Today it does so in the film. Reception in a state of distraction,
which is increasing noticeably in all fields of art and is symptomatic
of profound changes in apperception, finds in the film its true
.means of exercise. The film with its
shock effect meets this mode of reception halfway. The film makes
the cult value recede into the background not only by putting
the public in the position of the critic, but also by the fact
that at the movies this position requires no attention. The public
is an examiner, but an absent-minded one.
[from
Epilogue]
The
growing proletarianization of modern man and the increasing formation
of masses are two aspects of the same process. Fascism attempts
to organize the newly created proletarian masses without affecting
the property structure which the masses strive to eliminate. Fascism
sees its salvation in giving these masses not their right, but
instead a chance to express themselves. The masses have a right
to change property relations; Fascism seeks to give them an expression
while preserving property. The logical result of Fascism is the
introduction of aesthetics into political life. The violation
of the masses, whom Fascism, with its Führer cult, forces
to their knees, has its counterpart in the violation of an apparatus
which is pressed into the production of ritual values.
All efforts to render politics
aesthetic culminate in one thing: war. War and war only can set
a goal for mass movements on the largest scale while respecting
the traditional property system. This is the political formula
for the situation. The technological formula may be stated as
follows: Only war makes it possible to mobilize all of today's
technical resources while maintaining the property system. . . .

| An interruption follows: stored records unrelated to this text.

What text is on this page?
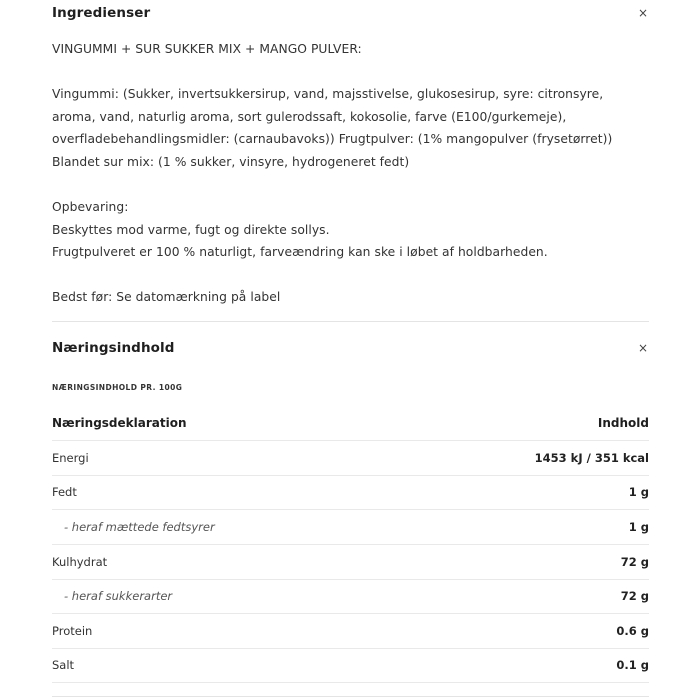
Ingredienser	×
VINGUMMI + SUR SUKKER MIX + MANGO PULVER:
Vingummi: (Sukker, invertsukkersirup, vand, majsstivelse, glukosesirup, syre: citronsyre,
aroma, vand, naturlig aroma, sort gulerodssaft, kokosolie, farve (E100/gurkemeje),
overfladebehandlingsmidler: (carnaubavoks)) Frugtpulver: (1% mangopulver (frysetørret))
Blandet sur mix: (1 % sukker, vinsyre, hydrogeneret fedt)
Opbevaring:
Beskyttes mod varme, fugt og direkte sollys.
Frugtpulveret er 100 % naturligt, farveændring kan ske i løbet af holdbarheden.
Bedst før: Se datomærkning på label
Næringsindhold	×
NÆRINGSINDHOLD PR. 100G
Næringsdeklaration	Indhold
Energi	1453 kJ / 351 kcal
Fedt	1 g
- heraf mættede fedtsyrer	1 g
Kulhydrat	72 g
- heraf sukkerarter	72 g
Protein	0.6 g
Salt	0.1 g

. . .If the natural utilization of productive
forces is impeded by the property system, the increase in technical
devices, in speed, and in the sources of energy will press for
an unnatural utilization, and this is found in war. The destructiveness
of war furnishes proof that society has not been mature enough
to incorporate technology as its organ, that technology has not
been sufficiently developed to cope with the elemental forces
of society. . . . This is the situation of politics
which Fascism is rendering aesthetic. Communism responds by politicizing
art.
[from Benjamin's Notes]
(Note #5:) The definition of the
aura as a "unique phenomenon of a distance however close
it may be" represents nothing but the formulation of the
cult value of the work of art in categories of space and time
perception. Distance is the opposite of closeness. The essentially
distant object is the unapproachable one. Unapproachability is
indeed a major quality of the cult image. True to its nature,
it remains "distant, however close it may be." The closeness
which one may gain from its subject matter does not impair the
distance which it retains in its appearance.